Ternyata manusia hanya bisa berencana dan Allah-lah yang menentukan. Saya yang sebelum hamil Hasan memiliki siklus sangat teratur tiba-tiba kacau balau setelah mendapat haid paska melahirkan Hasan. Gejolak  hormon yang tidak tentu ditambah dengan menyusui membuat kami belum diberi rezeki hamil adiknya Hasan agar berjarak 2 tahun. Alhamdulilah, 2-3 bulan setelah Hasan lulus menyusui 2 tahun, saya diberi rezeki hamil adik Hasan. Betapa senang hati kami, akhirnya penantian kami terbayar.
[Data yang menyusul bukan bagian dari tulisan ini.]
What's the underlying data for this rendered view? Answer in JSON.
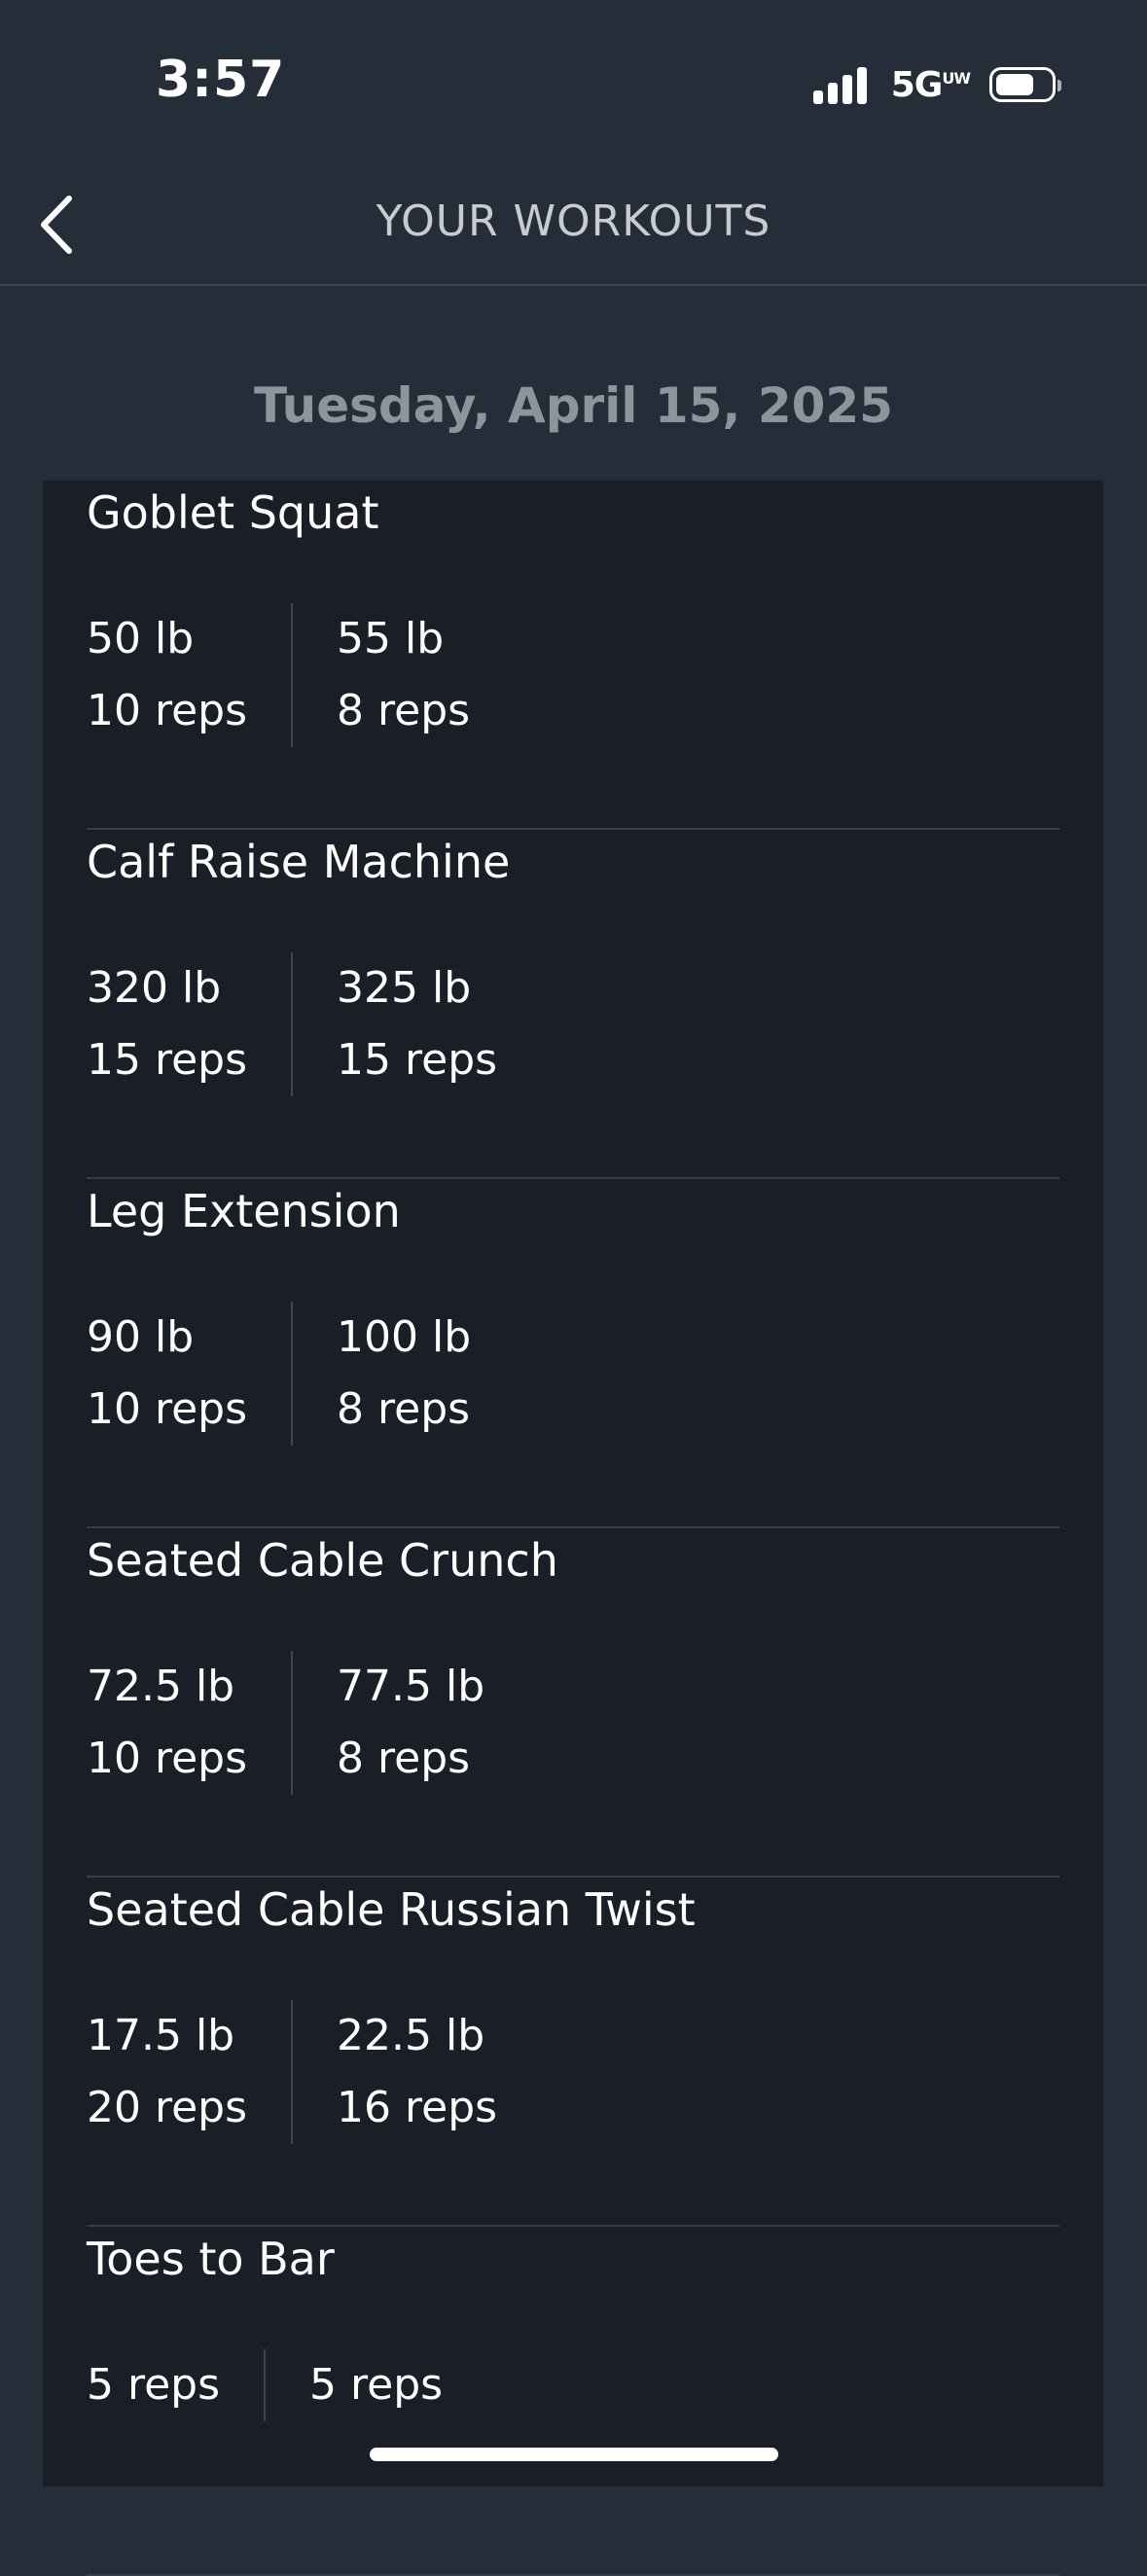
{
  "status_bar": {
    "time": "3:57",
    "network": "5G",
    "network_sup": "UW",
    "signal_icon": "signal-bars-icon",
    "battery_icon": "battery-icon"
  },
  "header": {
    "title": "YOUR WORKOUTS",
    "back_icon": "chevron-left-icon"
  },
  "date": "Tuesday, April 15, 2025",
  "exercises": [
    {
      "name": "Goblet Squat",
      "sets": [
        {
          "weight": "50 lb",
          "reps": "10 reps"
        },
        {
          "weight": "55 lb",
          "reps": "8 reps"
        }
      ]
    },
    {
      "name": "Calf Raise Machine",
      "sets": [
        {
          "weight": "320 lb",
          "reps": "15 reps"
        },
        {
          "weight": "325 lb",
          "reps": "15 reps"
        }
      ]
    },
    {
      "name": "Leg Extension",
      "sets": [
        {
          "weight": "90 lb",
          "reps": "10 reps"
        },
        {
          "weight": "100 lb",
          "reps": "8 reps"
        }
      ]
    },
    {
      "name": "Seated Cable Crunch",
      "sets": [
        {
          "weight": "72.5 lb",
          "reps": "10 reps"
        },
        {
          "weight": "77.5 lb",
          "reps": "8 reps"
        }
      ]
    },
    {
      "name": "Seated Cable Russian Twist",
      "sets": [
        {
          "weight": "17.5 lb",
          "reps": "20 reps"
        },
        {
          "weight": "22.5 lb",
          "reps": "16 reps"
        }
      ]
    },
    {
      "name": "Toes to Bar",
      "sets": [
        {
          "reps": "5 reps"
        },
        {
          "reps": "5 reps"
        }
      ]
    }
  ],
  "colors": {
    "background": "#252d39",
    "card": "#1a1f27",
    "title": "#c8ccd2",
    "date": "#8e949c",
    "divider": "#363e4b"
  }
}
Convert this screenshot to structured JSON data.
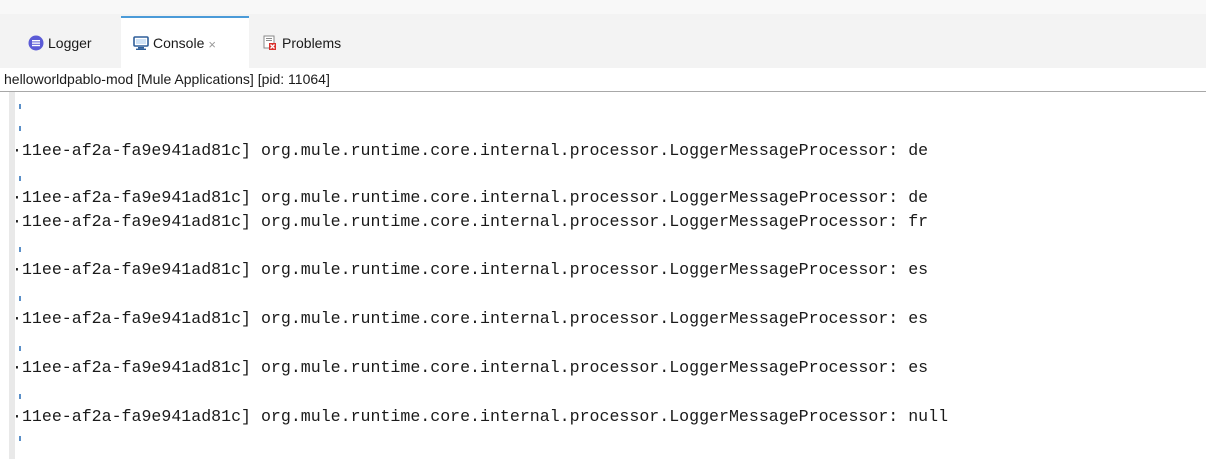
{
  "tabs": {
    "logger": {
      "label": "Logger",
      "icon": "logger-icon"
    },
    "console": {
      "label": "Console",
      "icon": "console-icon",
      "close": "×"
    },
    "problems": {
      "label": "Problems",
      "icon": "problems-icon"
    }
  },
  "console_title": "helloworldpablo-mod [Mule Applications]  [pid: 11064]",
  "log_lines": [
    "·11ee-af2a-fa9e941ad81c] org.mule.runtime.core.internal.processor.LoggerMessageProcessor: de",
    "·11ee-af2a-fa9e941ad81c] org.mule.runtime.core.internal.processor.LoggerMessageProcessor: de",
    "·11ee-af2a-fa9e941ad81c] org.mule.runtime.core.internal.processor.LoggerMessageProcessor: fr",
    "·11ee-af2a-fa9e941ad81c] org.mule.runtime.core.internal.processor.LoggerMessageProcessor: es",
    "·11ee-af2a-fa9e941ad81c] org.mule.runtime.core.internal.processor.LoggerMessageProcessor: es",
    "·11ee-af2a-fa9e941ad81c] org.mule.runtime.core.internal.processor.LoggerMessageProcessor: es",
    "·11ee-af2a-fa9e941ad81c] org.mule.runtime.core.internal.processor.LoggerMessageProcessor: null"
  ],
  "colors": {
    "accent": "#4b9bd8",
    "logger_icon": "#5b5bd6",
    "problems_red": "#d9302c"
  }
}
Yah, tidak mengapa selisih Hasan dan adiknya 3 tahun, meski terbersit rasa berat karena selisih 3 tahun artinya kami akan bayar uang pangkal sekolah Hasan dan adiknya secara bersamaan!

Qadarullah, dokter menyatakan janin tidak berkembang dan harus dikuret beberapa hari setelah diagnosa. Betapa mencelosnya hati saya. Rasanya dunia tidak adil. Sudahlah kami bukan tipe cepat mendapatkan momongan, kini harus dihadapkan dengan kenyataan abortus. Mana keadaan kami pada saat itu relatif pas-pasan. Biaya untuk kuretase cukup mahal namun tidak menghasilkan "apa-apa", alias tidak ada bayi. Rasanya kayak buang uang sia-sia.


Menyusui saat hamil

"Bisakah aku menyempurnakan penyusuan sampai 2 tahun?" ujar saya dalam hati.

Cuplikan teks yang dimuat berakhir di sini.